指先採血により血糖値を測定する方法です。1型糖尿病では、1日4〜7回の測定が推奨されます。

  • 空腹時
  • 食前(毎食)
  • 食後2時間
  • 就寝前
  • 低血糖が疑われる時
  • 運動前・後

CGM(継続的グルコースモニタリング)

CGMは、24時間継続的に血糖値を測定し、血糖変動やTIRを評価できます。詳細はCGMのページをご確認ください。

血糖コントロールを改善するためのポイント

  • インスリン用量の適切な調整インスリン療法の基礎・追加インスリンを適切に調整。
  • カーボカウント食事の糖質量を把握し、追加インスリン用量を計算。
  • 運動適切な運動によりインスリン感受性を改善。
  • 低血糖の回避低血糖対策を徹底し、リバウンド高血糖を防ぐ。
  • CGMの活用:リアルタイムの血糖データに基づいて治療を調整。

よくある質問

1型糖尿病のHbA1c目標値は何%ですか?

日本糖尿病学会では、1型糖尿病のHbA1c目標値を7.0%未満としています。ただし、低血糖のリスクや合併症の有無、年齢などに応じて個別化されます。

TIRとは何ですか?

TIR(Time in Range)は、血糖値が目標範囲(通常70〜180 mg/dL)内にある時間の割合です。CGMデータから算出され、目標は70%以上です。HbA1cを補完する指標として重要です。

HbA1cと平均血糖値の関係はどうなっていますか?

HbA1c 7.0%は平均血糖値約154 mg/dLに相当します。HbA1cが1%変化すると、平均血糖値は約29 mg/dL変化します。

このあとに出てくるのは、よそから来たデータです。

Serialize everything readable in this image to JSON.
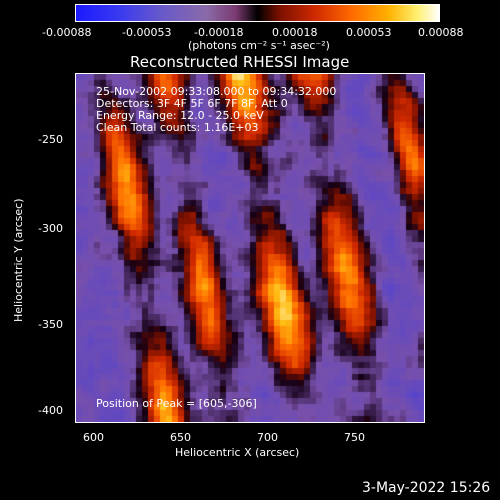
{
  "colorbar": {
    "ticks": [
      "-0.00088",
      "-0.00053",
      "-0.00018",
      "0.00018",
      "0.00053",
      "0.00088"
    ],
    "units_label": "(photons cm⁻² s⁻¹ asec⁻²)"
  },
  "title": "Reconstructed RHESSI Image",
  "info": {
    "line1": "25-Nov-2002 09:33:08.000 to 09:34:32.000",
    "line2": "Detectors: 3F 4F 5F 6F 7F 8F, Att 0",
    "line3": "Energy Range: 12.0 - 25.0 keV",
    "line4": "Clean     Total counts: 1.16E+03",
    "peak": "Position of Peak = [605,-306]"
  },
  "axes": {
    "xlabel": "Heliocentric X (arcsec)",
    "ylabel": "Heliocentric Y (arcsec)",
    "xticks": [
      "600",
      "650",
      "700",
      "750"
    ],
    "yticks": [
      "-250",
      "-300",
      "-350",
      "-400"
    ]
  },
  "footer": {
    "date": "3-May-2022 15:26"
  },
  "chart_data": {
    "type": "heatmap",
    "title": "Reconstructed RHESSI Image",
    "xlabel": "Heliocentric X (arcsec)",
    "ylabel": "Heliocentric Y (arcsec)",
    "xlim": [
      588,
      788
    ],
    "ylim": [
      -405,
      -205
    ],
    "color_range": [
      -0.00088,
      0.00088
    ],
    "colorbar_label": "(photons cm⁻² s⁻¹ asec⁻²)",
    "peak": [
      605,
      -306
    ],
    "colormap": [
      "#1a1aff",
      "#8a6aa8",
      "#000000",
      "#d02a00",
      "#ff6a00",
      "#ffb000",
      "#ffffff"
    ]
  }
}
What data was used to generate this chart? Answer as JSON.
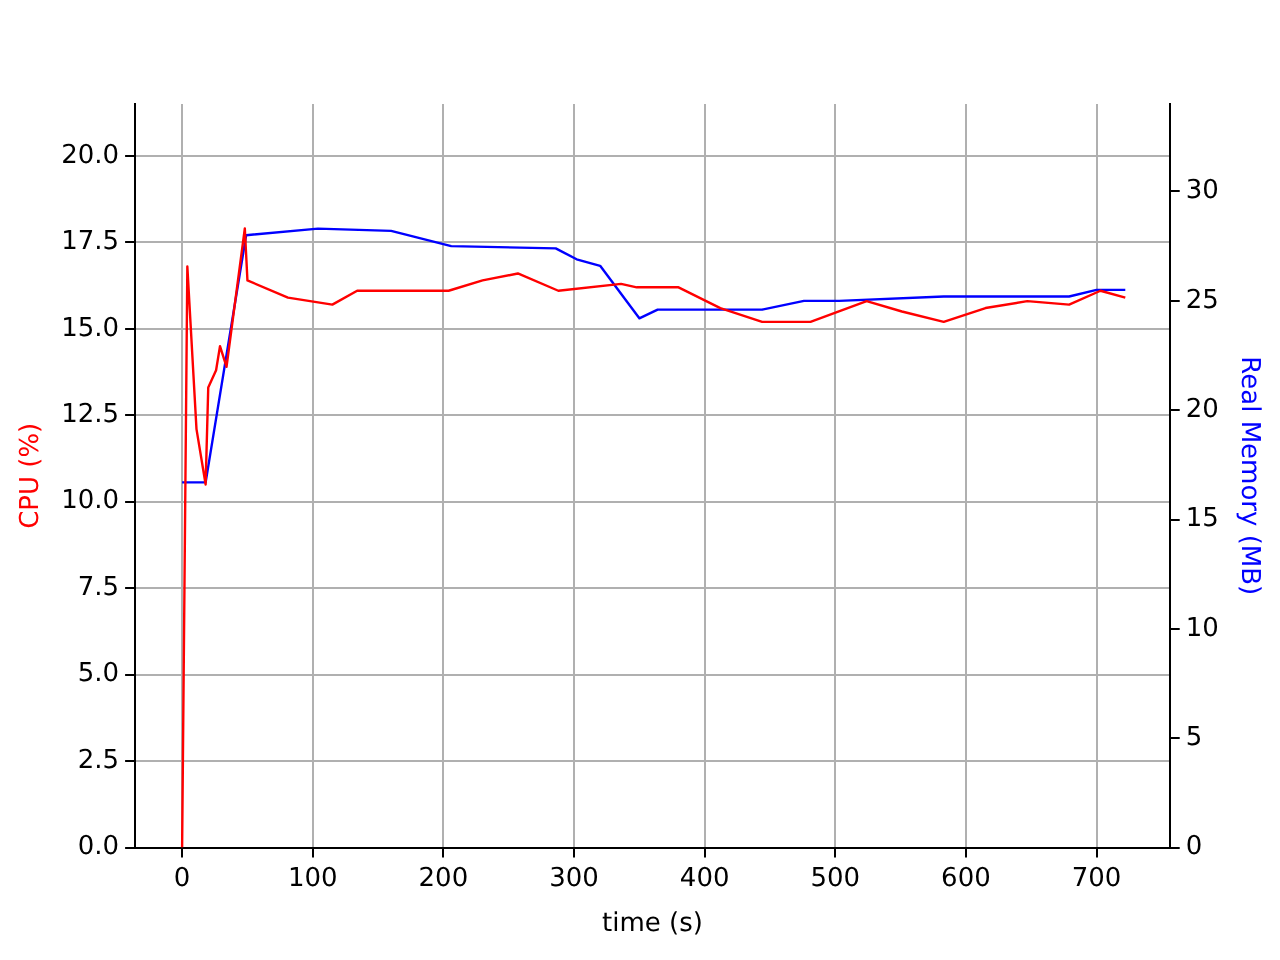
{
  "chart_data": {
    "type": "line",
    "xlabel": "time (s)",
    "ylabel": "CPU (%)",
    "y2label": "Real Memory (MB)",
    "xlim": [
      -36,
      756
    ],
    "xticks": [
      0,
      100,
      200,
      300,
      400,
      500,
      600,
      700
    ],
    "ylim": [
      0,
      21.5
    ],
    "yticks": [
      {
        "value": 0,
        "label": "0.0"
      },
      {
        "value": 2.5,
        "label": "2.5"
      },
      {
        "value": 5,
        "label": "5.0"
      },
      {
        "value": 7.5,
        "label": "7.5"
      },
      {
        "value": 10,
        "label": "10.0"
      },
      {
        "value": 12.5,
        "label": "12.5"
      },
      {
        "value": 15,
        "label": "15.0"
      },
      {
        "value": 17.5,
        "label": "17.5"
      },
      {
        "value": 20,
        "label": "20.0"
      }
    ],
    "y2lim": [
      0,
      34
    ],
    "y2ticks": [
      0,
      5,
      10,
      15,
      20,
      25,
      30
    ],
    "grid": true,
    "legend": false,
    "marker": "none",
    "line_style": "solid",
    "series": [
      {
        "color": "#ff0000",
        "axis": "y",
        "x": [
          0,
          4,
          11,
          18,
          20,
          26,
          29,
          34,
          48,
          50,
          81,
          115,
          134,
          176,
          204,
          230,
          257,
          288,
          336,
          348,
          380,
          412,
          444,
          481,
          524,
          551,
          583,
          615,
          647,
          679,
          703,
          722
        ],
        "values": [
          0,
          16.8,
          12.1,
          10.5,
          13.3,
          13.8,
          14.5,
          13.9,
          17.9,
          16.4,
          15.9,
          15.7,
          16.1,
          16.1,
          16.1,
          16.4,
          16.6,
          16.1,
          16.3,
          16.2,
          16.2,
          15.6,
          15.2,
          15.2,
          15.8,
          15.5,
          15.2,
          15.6,
          15.8,
          15.7,
          16.1,
          15.9
        ]
      },
      {
        "color": "#0000ff",
        "axis": "y2",
        "x": [
          0,
          18,
          49,
          104,
          160,
          206,
          286,
          302,
          320,
          350,
          364,
          444,
          476,
          503,
          583,
          679,
          700,
          722
        ],
        "values": [
          16.7,
          16.7,
          28.0,
          28.3,
          28.2,
          27.5,
          27.4,
          26.9,
          26.6,
          24.2,
          24.6,
          24.6,
          25.0,
          25.0,
          25.2,
          25.2,
          25.5,
          25.5
        ]
      }
    ]
  }
}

血糖変動(グリセミックバリアビリティ)とは何ですか?

血糖変動は、血糖値の上下動の大きさを指します。同じHbA1cでも血糖変動が大きい方が合併症リスクが高いとされています。CGMにより血糖変動を評価できます。

血糖値はどのくらいの頻度で測定すべきですか?

1型糖尿病では、インスリン療法に合わせて血糖値を頻回に測定する必要があります。複数回注射法(MDI)の場合、1日4〜7回の測定が推奨されます。CGMを使用する場合は、リアルタイムで血糖値を把握できます。